O argentino Rodrigo Moreno faz um cinema que não tem pressa para desenrolar as histórias de seus personagens. Menos conhecido do grande público do que cineastas conterrâneos que ganharam fama entre os cinéfilos brasileiros por volta da virada do século, como Pablo Trapero (de Abutres), Juan José Campanella (O Segredo dos Seus Olhos) e Lucrecia Martel (O Pântano), Moreno ainda parece um nome restrito aos circuitos de festivais.
Talvez sua forma de filmar cause mesmo um estranhamento pelas longas sequências contemplativas e cenas que parecem desviar do centro de uma narrativa tradicional. Mas é também por isso que seus longas tendem a permanecer na memória por muito tempo. Ou melhor, não necessariamente as tramas e detalhes desses longas, mas as sensações que evocam.
Eu mesmo sou testemunha disso. Meu primeiro contato com a obra do cineasta foi na Mostra Internacional de Cinema em São Paulo, em 2011, com a exibição de Um Mundo Misterioso, que fui assistir sem saber muita coisa sobre. Naquele filme, um sujeito é surpreendido pela namorada quando esta lhe pede um tempo. A partir daí, o cara passa a vagar no limbo daquela interrupção, sem ter uma companheira para voltar ou dividir seus dias. Ele vai a festas, encontra pessoas, tem conversas sem muito sentido. Nada de extraordinário acontece, e muitas dessas cenas eu confesso que já esqueci. Mas daquela sensação de ver um personagem vagar sem rumo eu ainda me lembro muito bem.
Só muitos anos depois vi O Guardião, de 2006, primeiro longa de Moreno. Nele, o protagonista é o segurança de um político influente. Trata-se também de exercício de observação, em duas camadas: o personagem passa a maior parte do tempo em tela observando seu protegido, na sombra e à margem do poder, e nós o observamos enquanto público. A postura fria e comedida do segurança só é quebrada no desfecho, que se torna mais impactante por ser impensável até aquele ponto.

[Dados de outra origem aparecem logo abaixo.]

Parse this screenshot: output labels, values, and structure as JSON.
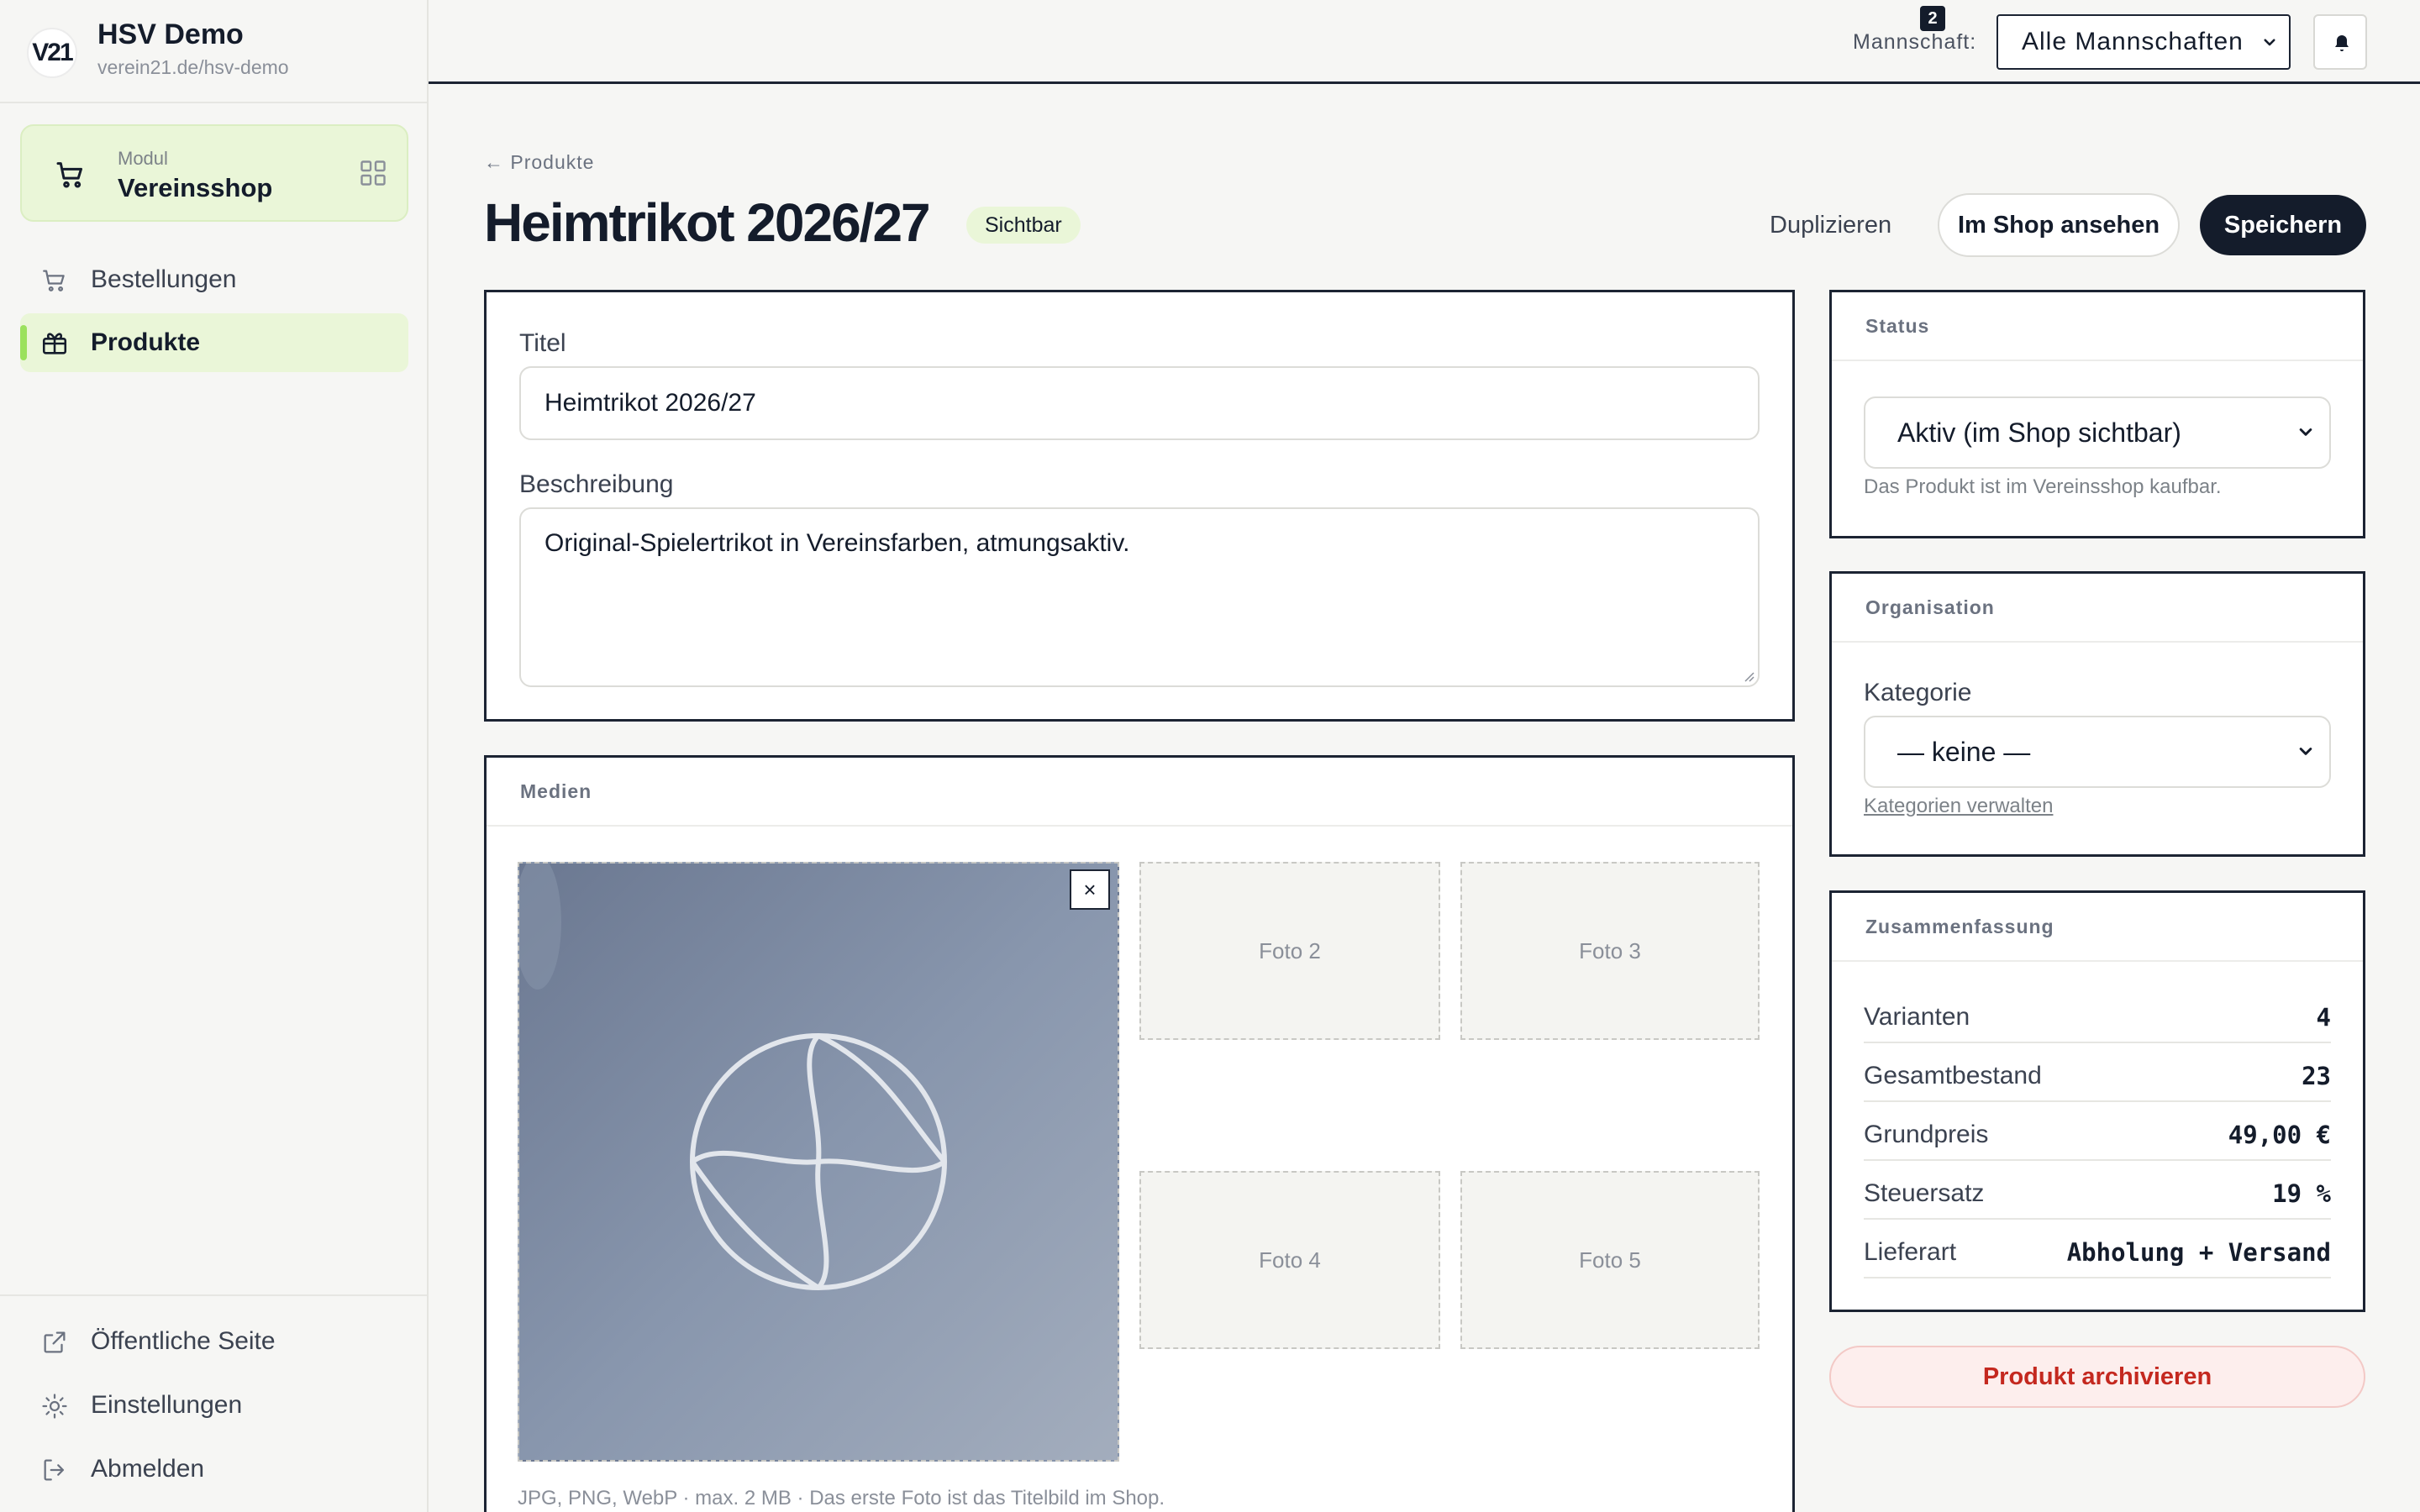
{
  "brand": {
    "logo_text": "V21",
    "name": "HSV Demo",
    "url": "verein21.de/hsv-demo"
  },
  "module": {
    "label": "Modul",
    "name": "Vereinsshop"
  },
  "nav": {
    "orders": "Bestellungen",
    "products": "Produkte",
    "public_page": "Öffentliche Seite",
    "settings": "Einstellungen",
    "logout": "Abmelden"
  },
  "topbar": {
    "team_label": "Mannschaft:",
    "team_value": "Alle Mannschaften",
    "notifications_count": "2"
  },
  "header": {
    "breadcrumb": "← Produkte",
    "title": "Heimtrikot 2026/27",
    "visibility_badge": "Sichtbar",
    "duplicate": "Duplizieren",
    "view_in_shop": "Im Shop ansehen",
    "save": "Speichern"
  },
  "form": {
    "title_label": "Titel",
    "title_value": "Heimtrikot 2026/27",
    "description_label": "Beschreibung",
    "description_value": "Original-Spielertrikot in Vereinsfarben, atmungsaktiv."
  },
  "media": {
    "heading": "Medien",
    "remove": "×",
    "slots": [
      "Foto 2",
      "Foto 3",
      "Foto 4",
      "Foto 5"
    ],
    "help": "JPG, PNG, WebP · max. 2 MB · Das erste Foto ist das Titelbild im Shop."
  },
  "status": {
    "heading": "Status",
    "value": "Aktiv (im Shop sichtbar)",
    "hint": "Das Produkt ist im Vereinsshop kaufbar."
  },
  "organisation": {
    "heading": "Organisation",
    "category_label": "Kategorie",
    "category_value": "— keine —",
    "manage_link": "Kategorien verwalten"
  },
  "summary": {
    "heading": "Zusammenfassung",
    "rows": [
      {
        "key": "Varianten",
        "value": "4"
      },
      {
        "key": "Gesamtbestand",
        "value": "23"
      },
      {
        "key": "Grundpreis",
        "value": "49,00 €"
      },
      {
        "key": "Steuersatz",
        "value": "19 %"
      },
      {
        "key": "Lieferart",
        "value": "Abholung + Versand"
      }
    ]
  },
  "archive": "Produkt archivieren",
  "colors": {
    "accent": "#9be15d",
    "accent_bg": "#eaf6d8",
    "dark": "#141c2b",
    "danger": "#c4281f"
  }
}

Esse cinema que se incendeia de maneira lenta (ou “slow burner”, como é chamado o subgênero) é levado à perfeição em Os Delinquentes, o auge do cineasta até o momento. A sinopse parece sugerir um suspense eletrizante: Morán (Daniel Elías) rouba uma quantia milionária dos cofres do banco onde trabalha e pede ajuda ao colega de trabalho Román (Esteban Bigliardi), até então não envolvido no assalto, para cuidar do dinheiro. O combinado é que Morán se entregue à polícia, cumpra sua pena na prisão e, quando sair, os dois dividam a grana.
Existe toda uma filosofia por trás do ato criminoso de Morán. Ele acredita que três anos e meio de prisão - já considerando que terá a sentença reduzida por conta de bom comportamento na cadeia - não são nada perto dos quase trinta anos que teria que aguentar como funcionário do banco para conseguir juntar a mesma quantia, e só então poder se aposentar. E ele nem pensa em ter uma vida de luxos. Fez o cálculo exato da quantia necessária apenas para que possa viver uma rotina modesta, mas livre do compromisso de bater cartão todos os dias.
Qualquer pessoa que já tenha experimentado uma infelicidade permanente no emprego ficará tentado a se perguntar se é uma ideia tão esdrúxula assim.
Moreno faz questão de, com sua direção, frisar as semelhanças entre a prisão e o ambiente de trabalho burocrático. No banco, os dias parecem iguais, de cores apagadas, inclusive com os funcionários usando sempre as mesmas roupas. Na prisão há uniformes, protocolos rígidos e um tempo arrastado. É tudo tão semelhante que o diretor coloca o mesmo ator (German da Silva) para fazer o chefe da instituição financeira e também o chefe do crime, que extorque Morán assim que ele chega lá.
O jogo de duplicidades também está nos nomes dos protagonistas, que têm as mesmas letras em ordens diferentes, e de outros personagens. Não por acaso, há no começo uma cena com uma senhora que descobre ter exatamente a mesma assinatura de outra pessoa. Em Os Delinquentes, a vida é uma repetição que Moreno defende que seja quebrada, como ele mesmo faz na segunda metade de seu filme, onde a narrativa também se liberta de uma estrutura mais engessada, assim como sonham fazer seus anti-heróis.
O flerte com o suspense dá lugar a uma trama bucólica, sugerindo outra vida possível, com ritmo desacelerado e em contato constante com a natureza. Em entrevistas durante o lançamento do filme, o cineasta falou de sua preocupação em discutir o que fazemos com o tempo, muitas vezes vendido a uma ilusão de estabilidade capaz de aprisionar nossa alma em escritórios e funções que levamos em banho-maria. Questionar essa lei e escapar dela pode mesmo ser algo revolucionário.